Interview with Rebecca Burns

When did you know you wanted to be a writer?

Unfortunately I was one of those precocious kids who knew very early on that they wanted to write. Probably my very early interest in books had something to do with it – I was born with dislocated hips and had long periods in plaster casts. Whilst other kids were toddling about and touching things they shouldn’t, I was stuck in a special chair (made by my granddad). I was entertained by books and learned to read at a very young age.

What genre do you write and why?

I write in the literary genre. Although I enjoy reading other genres, such as horror (can’t beat a bit of Stephen King – Salem’s Lot was the first book I read that made me sleep with the light on), and historical fiction (Hilary Mantel is a colossal talent), literary fiction is where I feel most comfortable. I love the understated delicacy of certain short story writers, like Anthony Doerr and David Malouf. If my work is ever to be compared to theirs, I think I’d faint.

Tell us about your latest book.

Catching the Barramundi is my debut collection of short stories and was recently longlisted for the Edge Hill Short Story Award, which is the UK’s only prize that recognizes short story collections.

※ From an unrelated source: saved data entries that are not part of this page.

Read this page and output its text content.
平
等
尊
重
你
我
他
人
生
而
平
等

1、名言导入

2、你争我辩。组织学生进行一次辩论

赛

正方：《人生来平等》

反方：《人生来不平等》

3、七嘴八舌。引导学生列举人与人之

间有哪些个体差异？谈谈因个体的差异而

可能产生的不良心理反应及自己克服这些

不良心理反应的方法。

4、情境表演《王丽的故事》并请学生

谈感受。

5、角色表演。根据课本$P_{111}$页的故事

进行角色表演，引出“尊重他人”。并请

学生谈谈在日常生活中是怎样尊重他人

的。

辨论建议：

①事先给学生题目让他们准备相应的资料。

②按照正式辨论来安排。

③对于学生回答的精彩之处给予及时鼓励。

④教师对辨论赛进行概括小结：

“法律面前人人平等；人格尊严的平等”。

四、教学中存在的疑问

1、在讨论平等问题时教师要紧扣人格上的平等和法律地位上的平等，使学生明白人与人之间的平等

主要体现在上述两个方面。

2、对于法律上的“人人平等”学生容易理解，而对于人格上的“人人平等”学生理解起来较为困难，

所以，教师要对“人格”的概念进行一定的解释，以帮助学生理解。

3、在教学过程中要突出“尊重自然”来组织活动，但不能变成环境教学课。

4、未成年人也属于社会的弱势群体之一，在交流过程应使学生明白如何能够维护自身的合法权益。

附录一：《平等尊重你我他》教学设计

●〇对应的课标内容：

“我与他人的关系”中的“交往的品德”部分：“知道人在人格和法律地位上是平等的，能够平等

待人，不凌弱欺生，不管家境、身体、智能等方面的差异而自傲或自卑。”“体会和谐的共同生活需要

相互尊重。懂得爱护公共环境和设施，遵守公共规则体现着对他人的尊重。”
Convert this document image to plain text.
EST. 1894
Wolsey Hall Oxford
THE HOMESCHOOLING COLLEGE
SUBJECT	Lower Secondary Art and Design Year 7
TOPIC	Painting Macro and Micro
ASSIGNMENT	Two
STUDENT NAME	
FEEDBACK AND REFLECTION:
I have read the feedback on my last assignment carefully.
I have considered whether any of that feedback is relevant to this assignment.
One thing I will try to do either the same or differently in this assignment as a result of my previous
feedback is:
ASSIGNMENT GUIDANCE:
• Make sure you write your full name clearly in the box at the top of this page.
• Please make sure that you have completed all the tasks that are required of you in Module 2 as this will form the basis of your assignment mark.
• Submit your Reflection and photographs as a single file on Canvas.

The stories in Barramundi deal with change – either sudden, unexpected change forced upon a character, or the gradual process of reassessment. The title story of the collection uses the metaphor of a barramundi to signal change and rupture – a barramundi is a fish, native to Australia, which suddenly changes sex when it gets to around five years old. Barramundis start off as male and then become female in order to regenerate. The image leapt out at me as a hugely powerful way of expressing change and fracture from a past life.

What marketing methods are you using to promote your book?

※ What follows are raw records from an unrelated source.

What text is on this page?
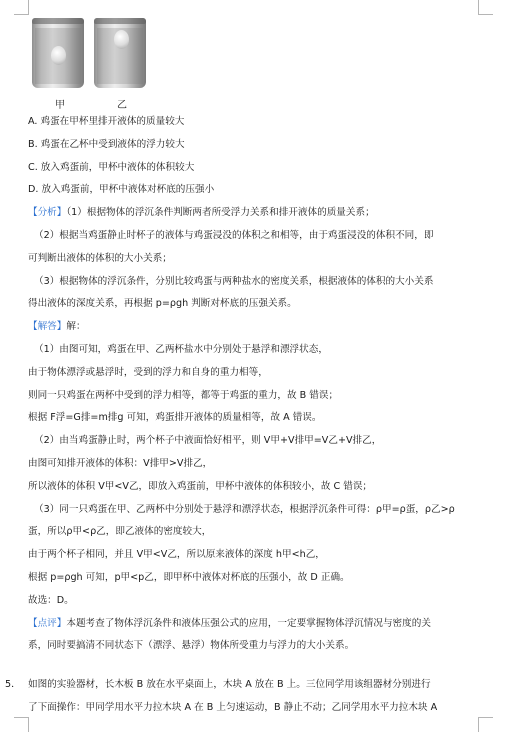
甲	乙
A. 鸡蛋在甲杯里排开液体的质量较大
B. 鸡蛋在乙杯中受到液体的浮力较大
C. 放入鸡蛋前，甲杯中液体的体积较大
D. 放入鸡蛋前，甲杯中液体对杯底的压强小
【分析】（1）根据物体的浮沉条件判断两者所受浮力关系和排开液体的质量关系；
（2）根据当鸡蛋静止时杯子的液体与鸡蛋浸没的体积之和相等，由于鸡蛋浸没的体积不同，即
可判断出液体的体积的大小关系；
（3）根据物体的浮沉条件，分别比较鸡蛋与两种盐水的密度关系，根据液体的体积的大小关系
得出液体的深度关系，再根据 p=ρgh 判断对杯底的压强关系。
【解答】解：
（1）由图可知，鸡蛋在甲、乙两杯盐水中分别处于悬浮和漂浮状态，
由于物体漂浮或悬浮时，受到的浮力和自身的重力相等，
则同一只鸡蛋在两杯中受到的浮力相等，都等于鸡蛋的重力，故 B 错误；
根据 F浮=G排=m排g 可知，鸡蛋排开液体的质量相等，故 A 错误。
（2）由当鸡蛋静止时，两个杯子中液面恰好相平，则 V甲+V排甲=V乙+V排乙，
由图可知排开液体的体积：V排甲>V排乙，
所以液体的体积 V甲<V乙，即放入鸡蛋前，甲杯中液体的体积较小，故 C 错误；
（3）同一只鸡蛋在甲、乙两杯中分别处于悬浮和漂浮状态，根据浮沉条件可得：ρ甲=ρ蛋，ρ乙>ρ
蛋，所以ρ甲<ρ乙，即乙液体的密度较大，
由于两个杯子相同，并且 V甲<V乙，所以原来液体的深度 h甲<h乙，
根据 p=ρgh 可知，p甲<p乙，即甲杯中液体对杯底的压强小，故 D 正确。
故选：D。
【点评】本题考查了物体浮沉条件和液体压强公式的应用，一定要掌握物体浮沉情况与密度的关
系，同时要搞清不同状态下（漂浮、悬浮）物体所受重力与浮力的大小关系。
5． 如图的实验器材，长木板 B 放在水平桌面上，木块 A 放在 B 上。三位同学用该组器材分别进行
了下面操作：甲同学用水平力拉木块 A 在 B 上匀速运动，B 静止不动；乙同学用水平力拉木块 A
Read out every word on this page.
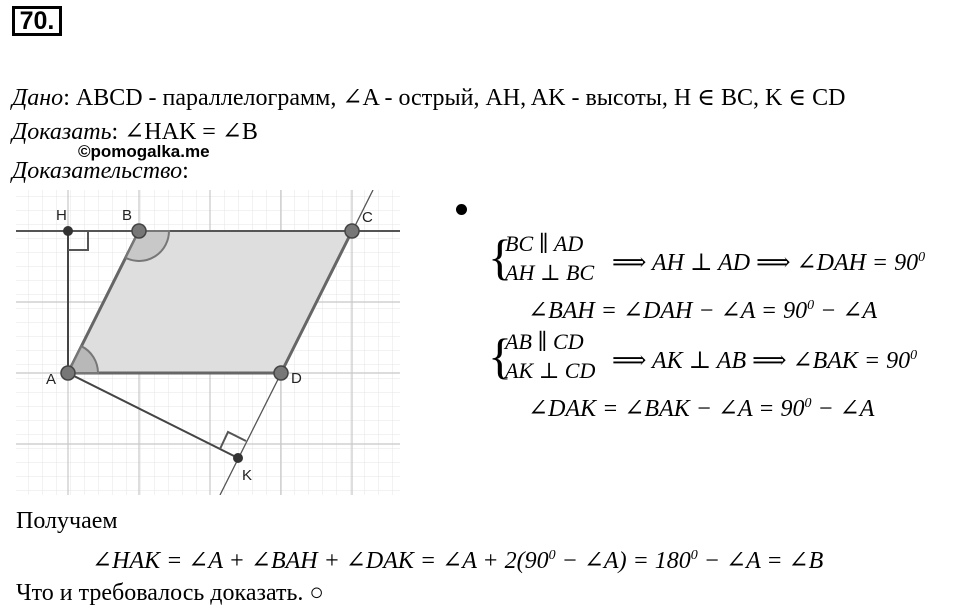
70.
Дано: ABCD - параллелограмм, ∠A - острый, AH, AK - высоты, H ∈ BC, K ∈ CD
Доказать: ∠HAK = ∠B
©pomogalka.me
Доказательство:
H	B	C
A	D
K
{
BC ∥ AD
AH ⊥ BC ⟹ AH ⊥ AD ⟹ ∠DAH = $90^0$
∠BAH = ∠DAH − ∠A = $90^0$ − ∠A
{
AB ∥ CD
AK ⊥ CD ⟹ AK ⊥ AB ⟹ ∠BAK = $90^0$
∠DAK = ∠BAK − ∠A = $90^0$ − ∠A
Получаем
∠HAK = ∠A + ∠BAH + ∠DAK = ∠A + $2(90^0$ − ∠A) = $180^0$ − ∠A = ∠B
Что и требовалось доказать. ○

Like many, many writers out there, I have limited marketing experience. However, we live in a time which benefits from the unparalleled power of social networking (if you use it wisely!) I am therefore active on Facebook, write reviews for online mags (book information included in my byline), and I write posts for blogs. There’s always more to do and I like to think writing good stuff encourages readers to check out what you’ve already produced. I therefore enter short story competitions, hoping to get placed and interest readers enough to check out my other work.

What formats is the book available in?

What do you like to do when you're not writing?

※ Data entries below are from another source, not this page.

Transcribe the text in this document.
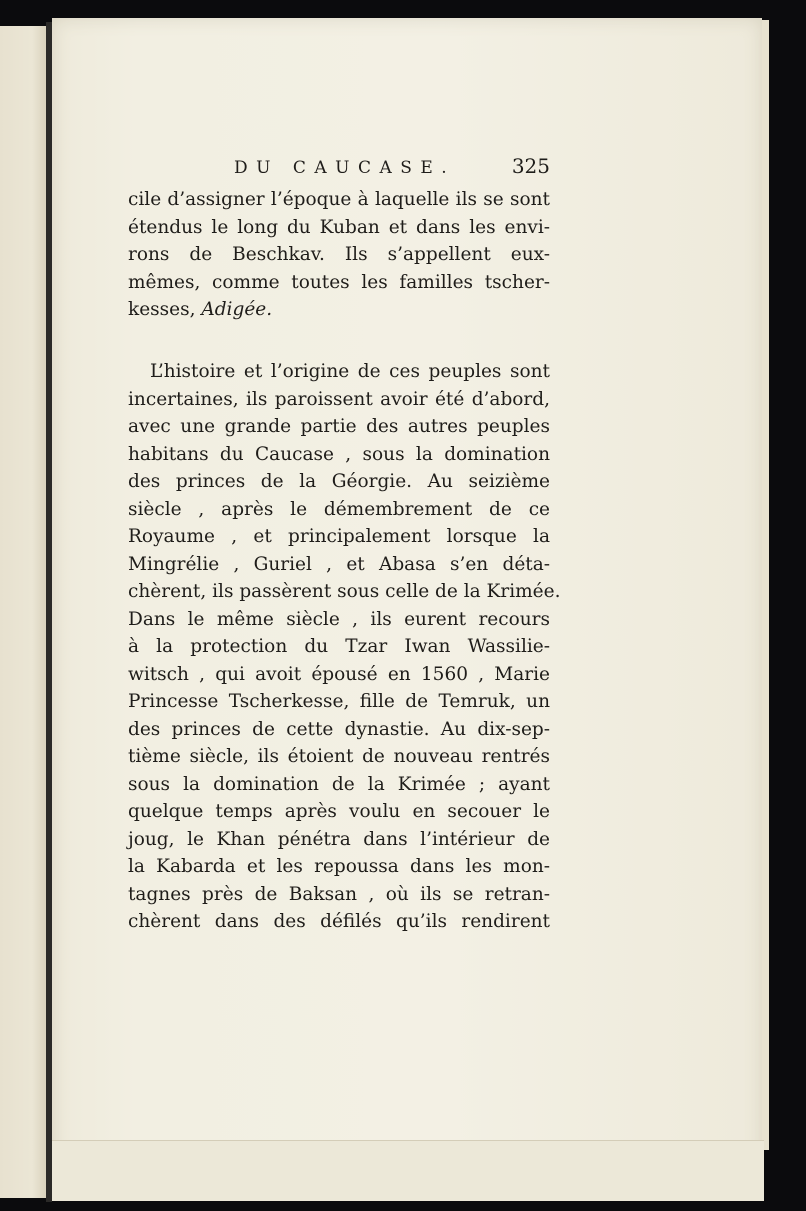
DU CAUCASE.	325
cile d’assigner l’époque à laquelle ils se sont
étendus le long du Kuban et dans les envi-
rons de Beschkav. Ils s’appellent eux-
mêmes, comme toutes les familles tscher-
kesses, Adigée.
L’histoire et l’origine de ces peuples sont
incertaines, ils paroissent avoir été d’abord,
avec une grande partie des autres peuples
habitans du Caucase , sous la domination
des princes de la Géorgie. Au seizième
siècle , après le démembrement de ce
Royaume , et principalement lorsque la
Mingrélie , Guriel , et Abasa s’en déta-
chèrent, ils passèrent sous celle de la Krimée.
Dans le même siècle , ils eurent recours
à la protection du Tzar Iwan Wassilie-
witsch , qui avoit épousé en 1560 , Marie
Princesse Tscherkesse, fille de Temruk, un
des princes de cette dynastie. Au dix-sep-
tième siècle, ils étoient de nouveau rentrés
sous la domination de la Krimée ; ayant
quelque temps après voulu en secouer le
joug, le Khan pénétra dans l’intérieur de
la Kabarda et les repoussa dans les mon-
tagnes près de Baksan , où ils se retran-
chèrent dans des défilés qu’ils rendirent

Time is very limited so, when I’m not writing, I’m either going out to work or looking after my children! I also run a small charity and am active in promoting or fundraising for that.

Who are your favourite authors?

As already mentioned, Anthony Doerr, David Malouf. Also Sarah Hall, Helen Dunmore, Carol Shields, Robin Hyde (New Zealand writer from the 1930s)

What advice do you have for other writers?

(1) Write every day, even if’s just a little bit, (2) Don’t worry if what you write is crap – you can always go back and edit, (3) Set up an author Facebook account, (4) Join a writer’s group

What's your favourite quote about writing/for writers?

“Write the book you want to read, the one you cannot find.” Carol Shields

What's the best thing about being a writer?

The obvious one – seeing your words in print. Also, getting the first cheque from sales or being placed in a competition, regardless of how small that cheque is. It isn’t about the money; it’s about the validation.

Where can people find out more about you and your writing?

On my website:

Anything else you'd like to add?

It’s a big market out there. Stick at it and find your niche.